I'm beginning to wonder why I fell in love with a place where I cried so much!!
Sometimes, you have to give yourself some space and time to allow yourself to be moved.
One time I went to the Art Institute in Chicago and had a whole afternoon to myself. I love the Chagall window and decided I was going to sit and just LOOK at it until I did not see one more new thing. This meditation lasted three hours.
It takes time to see, like to have a friend takes time. Georgia O'Keffe said that so don't go thinking I've gotten profound on you.
I had two weeks to just SEE and be with God. This kind of peace gives you a clarity you won't see unless you take that time. And two weeks doesn't completely unwind anyone.
I had a chat with a priest while I was there in Santiago. After he consulted with God, he shared that God really just wants me to be at peace, that God just wants to BE with me, and that does not require any sort of special trip. There will be other challenges, and God will be with me through them. I am his beloved daughter, and He just wants me to be at peace in Him.
I have no doubt in my mind that God did speak directly to him to tell me that.
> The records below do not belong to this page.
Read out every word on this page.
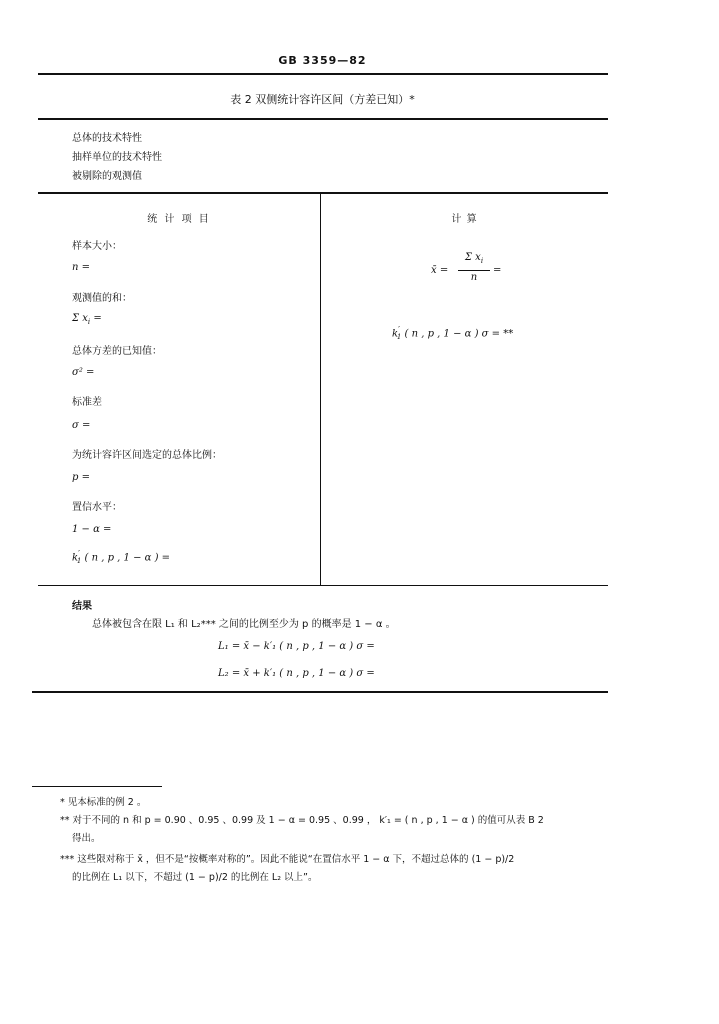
GB 3359—82
表 2 双侧统计容许区间（方差已知）*
总体的技术特性
抽样单位的技术特性
被剔除的观测值
统 计 项 目
样本大小：
n =
观测值的和：
Σ $x_i$ =
总体方差的已知值：
σ² =
标准差
σ =
为统计容许区间选定的总体比例：
p =
置信水平：
1 − α =
$k'_1$ ( n , p , 1 − α ) =
计 算
x̄ =
Σ $x_i$
n
=
$k'_1$ ( n , p , 1 − α ) σ = **
结果
总体被包含在限 L₁ 和 L₂*** 之间的比例至少为 p 的概率是 1 − α 。
L₁ = x̄ − k′₁ ( n , p , 1 − α ) σ =
L₂ = x̄ + k′₁ ( n , p , 1 − α ) σ =
* 见本标准的例 2 。
** 对于不同的 n 和 p = 0.90 、0.95 、0.99 及 1 − α = 0.95 、0.99 ， k′₁ = ( n , p , 1 − α ) 的值可从表 B 2
得出。
*** 这些限对称于 x̄ ，但不是“按概率对称的”。因此不能说“在置信水平 1 − α 下，不超过总体的 (1 − p)/2
的比例在 L₁ 以下，不超过 (1 − p)/2 的比例在 L₂ 以上”。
I also know that that simply requires me keeping space open in my life to just rest in His peace... No schedule, agenda, or thing to be accomplished. Just Be.
It is a rare treat to have two weeks of relatively unstructured time. Even being back a few days I'm struggling a bit to make the time. It isn't that my schedule is so full, being home sick and all. It is the number of distractions and things to get done, etc.. That's normal life.
But I do have the clarity and peace I was missing for a while, and that is an excellent foundation from which to grow in His love.